DR

Convaincante et inattendue est la proposition de l’irlandaise Oona Doherty, qui commence par nous déplacer dans le parking du Centre Pompidou, où l’ambiance glauque et blafarde des néons reconstitue parfaitement le biotope british prolo-trash que la danseuse se réapproprie en une série de postures détournées : jetée au sol par une voiture qui surgit à tout berzingue, sur fond de dance des années 90, la danseuse en survet’, dégaine de petite teigne macho à l’accent cockney (version irlandaise), mâchoire en avant et main dans le froc, surgit et captive instantanément : sa présence entrelace étrangement nervosité physique et précision classique, virilité et délicatesse.

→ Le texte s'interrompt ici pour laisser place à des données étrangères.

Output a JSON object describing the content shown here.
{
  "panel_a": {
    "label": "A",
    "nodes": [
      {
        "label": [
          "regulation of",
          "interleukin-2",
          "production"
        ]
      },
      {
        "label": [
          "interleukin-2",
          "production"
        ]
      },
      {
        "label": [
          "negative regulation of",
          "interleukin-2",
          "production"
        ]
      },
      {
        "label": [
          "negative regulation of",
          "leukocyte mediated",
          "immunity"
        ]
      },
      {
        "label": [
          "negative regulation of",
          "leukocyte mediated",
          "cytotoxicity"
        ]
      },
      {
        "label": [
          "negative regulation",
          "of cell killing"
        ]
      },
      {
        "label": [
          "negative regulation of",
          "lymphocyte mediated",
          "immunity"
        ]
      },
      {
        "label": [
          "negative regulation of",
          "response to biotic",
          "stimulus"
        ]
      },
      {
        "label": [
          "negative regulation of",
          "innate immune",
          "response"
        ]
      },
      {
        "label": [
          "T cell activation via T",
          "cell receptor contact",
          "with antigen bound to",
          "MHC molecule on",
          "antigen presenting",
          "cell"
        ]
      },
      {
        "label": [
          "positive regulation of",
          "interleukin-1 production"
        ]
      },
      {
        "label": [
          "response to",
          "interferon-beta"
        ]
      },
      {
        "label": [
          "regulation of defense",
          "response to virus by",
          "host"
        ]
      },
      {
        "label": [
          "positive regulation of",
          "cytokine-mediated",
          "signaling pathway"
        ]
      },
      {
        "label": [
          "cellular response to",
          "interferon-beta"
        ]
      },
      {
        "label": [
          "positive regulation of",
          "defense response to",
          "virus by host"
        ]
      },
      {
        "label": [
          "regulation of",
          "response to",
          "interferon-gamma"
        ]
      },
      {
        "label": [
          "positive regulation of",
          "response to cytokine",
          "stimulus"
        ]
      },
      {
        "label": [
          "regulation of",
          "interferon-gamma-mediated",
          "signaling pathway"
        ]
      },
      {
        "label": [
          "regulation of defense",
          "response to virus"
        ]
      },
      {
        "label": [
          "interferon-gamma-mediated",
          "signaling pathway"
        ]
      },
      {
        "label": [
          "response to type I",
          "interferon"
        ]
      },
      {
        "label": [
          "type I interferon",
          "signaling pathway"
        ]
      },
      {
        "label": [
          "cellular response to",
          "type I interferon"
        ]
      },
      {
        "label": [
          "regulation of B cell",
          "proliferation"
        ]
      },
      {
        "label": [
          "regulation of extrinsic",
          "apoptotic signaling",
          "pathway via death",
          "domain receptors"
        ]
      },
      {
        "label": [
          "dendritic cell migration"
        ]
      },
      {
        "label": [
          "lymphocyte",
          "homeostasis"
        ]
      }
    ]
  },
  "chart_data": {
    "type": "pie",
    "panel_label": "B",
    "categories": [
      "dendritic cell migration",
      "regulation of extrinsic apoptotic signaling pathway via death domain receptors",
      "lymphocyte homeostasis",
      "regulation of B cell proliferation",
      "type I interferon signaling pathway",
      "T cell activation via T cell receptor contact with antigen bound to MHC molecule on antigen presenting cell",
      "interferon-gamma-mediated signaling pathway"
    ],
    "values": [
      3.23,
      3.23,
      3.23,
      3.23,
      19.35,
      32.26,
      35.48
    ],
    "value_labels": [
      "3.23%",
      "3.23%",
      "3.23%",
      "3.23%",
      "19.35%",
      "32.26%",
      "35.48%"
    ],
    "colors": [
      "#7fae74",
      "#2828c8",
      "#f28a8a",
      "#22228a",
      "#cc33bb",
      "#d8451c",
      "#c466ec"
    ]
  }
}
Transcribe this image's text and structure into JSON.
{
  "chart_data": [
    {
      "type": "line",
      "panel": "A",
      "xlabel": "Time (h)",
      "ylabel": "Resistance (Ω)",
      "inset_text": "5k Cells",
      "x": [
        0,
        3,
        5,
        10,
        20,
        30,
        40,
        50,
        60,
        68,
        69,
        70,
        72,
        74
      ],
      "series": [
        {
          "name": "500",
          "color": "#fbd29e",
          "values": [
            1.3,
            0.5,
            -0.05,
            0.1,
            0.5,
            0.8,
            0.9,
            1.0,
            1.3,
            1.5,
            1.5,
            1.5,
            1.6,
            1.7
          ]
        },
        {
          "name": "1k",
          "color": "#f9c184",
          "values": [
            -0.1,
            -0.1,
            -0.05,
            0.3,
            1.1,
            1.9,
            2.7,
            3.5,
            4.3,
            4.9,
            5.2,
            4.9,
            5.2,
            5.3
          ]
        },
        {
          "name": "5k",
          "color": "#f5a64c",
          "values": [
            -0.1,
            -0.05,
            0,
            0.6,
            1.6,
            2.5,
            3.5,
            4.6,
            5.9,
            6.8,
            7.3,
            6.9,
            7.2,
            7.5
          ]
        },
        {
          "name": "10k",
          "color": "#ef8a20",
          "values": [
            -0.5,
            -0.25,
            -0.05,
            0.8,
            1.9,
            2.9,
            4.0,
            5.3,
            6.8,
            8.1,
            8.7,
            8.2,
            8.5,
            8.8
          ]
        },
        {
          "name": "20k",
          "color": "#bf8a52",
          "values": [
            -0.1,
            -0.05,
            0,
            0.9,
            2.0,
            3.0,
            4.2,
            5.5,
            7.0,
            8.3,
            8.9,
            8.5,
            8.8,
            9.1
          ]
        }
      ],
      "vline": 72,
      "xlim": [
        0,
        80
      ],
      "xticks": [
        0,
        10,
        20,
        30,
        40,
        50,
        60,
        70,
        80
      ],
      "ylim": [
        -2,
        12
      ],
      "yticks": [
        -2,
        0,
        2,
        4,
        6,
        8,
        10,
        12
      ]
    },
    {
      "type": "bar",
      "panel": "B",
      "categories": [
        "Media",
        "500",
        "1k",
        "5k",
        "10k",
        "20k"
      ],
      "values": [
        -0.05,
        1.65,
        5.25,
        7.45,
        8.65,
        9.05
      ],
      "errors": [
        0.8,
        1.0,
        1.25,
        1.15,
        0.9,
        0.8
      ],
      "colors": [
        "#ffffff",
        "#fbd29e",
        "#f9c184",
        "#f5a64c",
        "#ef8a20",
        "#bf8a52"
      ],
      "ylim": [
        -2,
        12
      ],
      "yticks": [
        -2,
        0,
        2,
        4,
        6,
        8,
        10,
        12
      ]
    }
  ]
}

De retour sur la scène, dans une pénombre rouge, sur fond d’un Bronski Beat qui n’explose jamais, son corps et son visage, tendus à l’extrême, exécutent un bal de figures masculines, faisant éclater, sous l’agressivité du corps dominant, rouleur de mécanique, des zones de fragilité. On ne reconnait plus ces poses machistes, pourtant familières, quand celles-ci sont traversées par des éructations : rendues bizarres, curieuses, hors-normes, ces attitudes bien connues deviennent vulnérables et un peu ridicules. Déroutante, Oona Doherty cultive l’indétermination, celle de son corps gracieux et maîtrisé sous son jogging informe, celle des enregistrements de bar – des beuglements confus de mecs bourrés. On est entre Ken Loach et Blur, sous un ciel gris détrempé, et l’atmosphère de tension poisseuse laisse planer une gravité plus sombre qu’il n’y parait.